Sabtu, 29 Desember 2018 18:39

Ngopi dan Lulur 'Sawarga' Lembang yang Diburu Pelancong Luar Negeri 

Reporter : Fery Bangkit 
Sujud Pribadi, Owner Kopi Luwak Sawarga.
Sujud Pribadi, Owner Kopi Luwak Sawarga. [Fery Bangkit/Limawaktu]

Limawaktu.id - "kopi luwak yang bagus itu kopi liar," ujar Sujud Pribadi, Owner Kopi Luwak Sawarga saat mengawali perbincangan seputar usahanya, Sabtu (29/12/2018).

Ditemui di caffe and resto Sawarga, Jalan Raya Tangkuban Perahu, Cikole, Lembang, Kabupaten Bandung Barat, Sujud menceritakan seputar usaha produksi biji kopi luwak yang berasal musang liar hingga diburu penikmat kopi dari berbagai negara.

Saat itu, Sujud melihat potensi penanaman kopi di kaki Gunung Tangkuban Perahu yang cukup melimpah. Namun, potensi itu belum tergarap maksimal sebab belum banyak masyarakat sekitar yang bisa memasarkan produk kopi luwak liar.

Lalu, ia mencoba untuk mengembangkan biji kopi luwak liar ini menjadi sebuah rumah produksi. Dimana, 'kotoran' biji musang diolah menjadi kopi luwak. Hasilnya, luar biasa. Kopi luwak liar produksinya semakin dinikmati oleh konsumen, baik lokal maupun luar negeri. 

"Jadi tamu yang datang ke sini mendapatkan edukasi bagaimana membuat kopi luwak ini dari awal sampai akhir," kata Sujud.

Produksi kopi luwak liar miliknya pun selalu didatangi. Terutama pelancong dari luar negeri. Setiap harinya, kata dia, selalu saja ada pelancong dari luar negeri, khususnya dari Malayasia dan Singapura.
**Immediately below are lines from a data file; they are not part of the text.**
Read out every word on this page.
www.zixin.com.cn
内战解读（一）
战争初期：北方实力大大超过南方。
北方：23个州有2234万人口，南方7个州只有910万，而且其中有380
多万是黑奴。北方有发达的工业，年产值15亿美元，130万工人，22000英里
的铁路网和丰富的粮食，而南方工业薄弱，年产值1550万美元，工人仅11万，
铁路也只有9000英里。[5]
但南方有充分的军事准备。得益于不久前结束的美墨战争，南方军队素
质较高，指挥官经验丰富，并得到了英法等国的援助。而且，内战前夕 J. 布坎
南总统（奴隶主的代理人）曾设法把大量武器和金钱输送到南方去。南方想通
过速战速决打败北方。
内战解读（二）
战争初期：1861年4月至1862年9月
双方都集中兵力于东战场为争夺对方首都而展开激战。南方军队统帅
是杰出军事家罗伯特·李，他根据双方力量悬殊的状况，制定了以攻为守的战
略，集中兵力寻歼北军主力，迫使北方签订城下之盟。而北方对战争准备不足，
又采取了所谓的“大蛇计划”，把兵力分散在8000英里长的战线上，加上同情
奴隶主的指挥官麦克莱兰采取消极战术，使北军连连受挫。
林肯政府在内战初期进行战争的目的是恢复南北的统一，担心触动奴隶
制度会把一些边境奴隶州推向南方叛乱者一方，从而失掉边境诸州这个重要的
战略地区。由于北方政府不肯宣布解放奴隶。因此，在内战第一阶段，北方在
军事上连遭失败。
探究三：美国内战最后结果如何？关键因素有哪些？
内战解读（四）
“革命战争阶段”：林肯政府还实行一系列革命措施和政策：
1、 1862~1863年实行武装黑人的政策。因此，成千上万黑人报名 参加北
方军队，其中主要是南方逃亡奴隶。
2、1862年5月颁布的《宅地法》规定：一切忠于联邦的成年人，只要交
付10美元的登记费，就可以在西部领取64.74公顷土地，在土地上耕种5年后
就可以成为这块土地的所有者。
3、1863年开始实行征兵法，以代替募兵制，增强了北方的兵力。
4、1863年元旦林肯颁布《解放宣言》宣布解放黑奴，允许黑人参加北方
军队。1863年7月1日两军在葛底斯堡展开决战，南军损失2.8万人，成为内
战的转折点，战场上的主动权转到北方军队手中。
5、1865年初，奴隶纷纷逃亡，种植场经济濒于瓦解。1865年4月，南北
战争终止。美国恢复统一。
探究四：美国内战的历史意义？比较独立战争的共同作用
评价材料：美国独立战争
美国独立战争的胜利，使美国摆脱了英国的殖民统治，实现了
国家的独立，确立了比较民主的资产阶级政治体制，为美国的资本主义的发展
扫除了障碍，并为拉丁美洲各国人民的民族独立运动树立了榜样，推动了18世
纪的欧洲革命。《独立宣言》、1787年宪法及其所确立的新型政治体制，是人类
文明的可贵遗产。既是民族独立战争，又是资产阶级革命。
Selain tentunya menikmati luwak kopinya, mereka juga penasaran dengan cara produksinya. Mereka mendapatkan kenikmatan luwak kopi liar yang luar biasa.

"Pengunjung yang datang hampir dari seluruh luar negeri untuk tahu bagaimana membuat kopi," terang Sujud.

"Setelah mereka tau tentang proses kopi luwak ini kaget, karena yang mereka dengar kopi luak dibuat dari kotoran," tambah Sujud.

Semua kenikmatan yang didapatkan dari mulai minum hingga belajar membuat kopi itu hanya cukup merogoh kocek Rp 65 ribu. Kemudian jika ingin mendapatkan biji kopi jantan harus mengeluarkan 'duit' Rp 125 ribu. Ada juga servis tambahan gratis yang ditawarkan, yakni lulur kopi.

"Secangkir kopi dapat gratis lulur. Bagus untuk kulit jadi halus," tandasnya.

Sekedar informasi, kunci kenikmatan kopi luwak terdapat pada pandan yang memilih sendiri biji kopi terbaik yang akan dimakannya. Setelah biji kopi masuk ke perut, maka ada proses fermentasi yang mengubah citarasa dan aroma biji kopi karena pengaruh makanan (buah dan daging) luwak pandan. Hal tersebut memungkinkan karena biji kopi bersifat higroskopi atau menyerap molekul air dari lingkungannya.